Bunu, artık haftaları geride bırakan Maraş depremlerinde her dakika gördük-hissettik. Ve deprem nasıl ki, zengin-fakir, kadın-erkek, cinsel-cinsiyet kimliği, Türk-Kürt-Arap, Alevi-Sünni-Hıristiyan ayrımı yapmıyorsa, -bu ve benzeri çelişkiler üzerine kurulmuş olan- sistem, öncesiyle sonrasıyla depremde ayrımcılığın “daniska”sını yapıyor.

Romani Godi ve Sivil Düşler Derneği’nin yaptığı incelemelerdeki şu bulgular sınıfsal bakış açımızla görmekte zorlanmayacağımız şu gerçekleri ortaya seriyor. “Eşit Gözüken Şeyler Gerçekten Eşit mi?” başlığıyla yayımlanan bilgi notunda şunlar yazıyor: “İlk günlerde bölgede yaşayan tüm grupların depremden eşit etkilendiğine yönelik bir görünüm olsa da ilerleyen günlerde depremin göçmenler, azınlıklar (Roman gruplar vb.), kadınlar, LGBTİ+’lar, çocuklar ve engelliler gibi grupları daha derinden etkilediği görünür hale gelmiştir.” Bu derinliğin nedeni, kuşkusuz, deprem öncesi de var olan eşitsizliğin sonucudur. Yani sınıf sömürüsüne dayanan, ırkçı, ataerkil, heteroseksist, homofobik/transfobik, ayrımcı sistemdir.

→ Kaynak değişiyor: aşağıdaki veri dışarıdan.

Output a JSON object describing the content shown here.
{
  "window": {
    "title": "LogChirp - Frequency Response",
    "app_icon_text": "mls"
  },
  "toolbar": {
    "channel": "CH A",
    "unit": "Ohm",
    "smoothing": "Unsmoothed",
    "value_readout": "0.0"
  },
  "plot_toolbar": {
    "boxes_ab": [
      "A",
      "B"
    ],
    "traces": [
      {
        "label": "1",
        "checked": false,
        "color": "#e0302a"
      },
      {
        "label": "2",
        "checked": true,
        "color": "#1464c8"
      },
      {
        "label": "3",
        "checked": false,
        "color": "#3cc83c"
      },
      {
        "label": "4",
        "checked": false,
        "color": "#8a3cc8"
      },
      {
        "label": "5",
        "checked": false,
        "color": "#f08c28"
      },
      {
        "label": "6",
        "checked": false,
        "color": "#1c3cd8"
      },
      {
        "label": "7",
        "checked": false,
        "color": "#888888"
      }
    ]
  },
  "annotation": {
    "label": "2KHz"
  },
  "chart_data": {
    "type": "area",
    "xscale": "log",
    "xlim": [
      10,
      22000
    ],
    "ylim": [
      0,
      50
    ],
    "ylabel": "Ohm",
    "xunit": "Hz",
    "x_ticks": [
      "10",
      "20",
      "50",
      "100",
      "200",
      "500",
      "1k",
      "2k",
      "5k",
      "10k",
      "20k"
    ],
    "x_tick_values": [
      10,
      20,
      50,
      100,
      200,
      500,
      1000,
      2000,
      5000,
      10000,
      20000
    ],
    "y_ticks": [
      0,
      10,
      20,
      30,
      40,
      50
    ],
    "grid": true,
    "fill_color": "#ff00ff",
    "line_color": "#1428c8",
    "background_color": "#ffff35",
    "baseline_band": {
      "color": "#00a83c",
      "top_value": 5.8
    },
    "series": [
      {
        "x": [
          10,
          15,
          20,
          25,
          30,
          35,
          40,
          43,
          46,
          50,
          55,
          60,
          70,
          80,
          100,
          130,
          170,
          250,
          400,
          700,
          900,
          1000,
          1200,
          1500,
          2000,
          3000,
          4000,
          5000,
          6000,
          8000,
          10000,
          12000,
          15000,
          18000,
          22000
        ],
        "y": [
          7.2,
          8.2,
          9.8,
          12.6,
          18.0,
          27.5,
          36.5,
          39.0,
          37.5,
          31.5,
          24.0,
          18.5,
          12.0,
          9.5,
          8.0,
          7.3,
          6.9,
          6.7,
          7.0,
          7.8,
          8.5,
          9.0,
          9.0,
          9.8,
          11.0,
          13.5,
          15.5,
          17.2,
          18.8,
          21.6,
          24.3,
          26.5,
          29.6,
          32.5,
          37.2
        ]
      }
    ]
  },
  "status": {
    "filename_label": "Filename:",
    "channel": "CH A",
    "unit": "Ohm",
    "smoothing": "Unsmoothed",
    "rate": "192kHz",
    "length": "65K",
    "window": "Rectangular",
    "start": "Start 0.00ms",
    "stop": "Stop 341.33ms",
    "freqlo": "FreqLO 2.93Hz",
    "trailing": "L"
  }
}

Peki, bu “deprem öncesi” gerçeklik, “deprem sonrası”na nasıl yansıyor? Halkı Türkler ve “diğerleri” olarak bölerek yönetmekte usta olan devlet ve onun ideolojik-yönetsel aygıtlarının özellikle mültecilere yönelik “nefret ve saldırgan” söylemi sertleşiyor, çoğu yalan olan “yağma-talan” haberlerinde kişinin milliyeti başa eklenerek ırkçılık yükseltiliyor. Mülteciler korkularından yardım istemekten çekiniyor, zaten çoğunlukla en yoksullardan oluşan bu kesim zaten kısıtlı olan yardımdan çok az faydalanabiliyor. Devlet tarafından organize edilen yardımlar öncelikle Türk-Sünni ve daha özelde AKP’lilerin bulunduğu alanlara gidiyor, Kürt-Alevi halk, yardımlarda din, milliyet vb. ayrımı yapmayan HDP, TİP gibi partilerin ve ilk günden beri sahada olan devrimcilerin çabalarıyla bu yardımlara ulaşabiliyor.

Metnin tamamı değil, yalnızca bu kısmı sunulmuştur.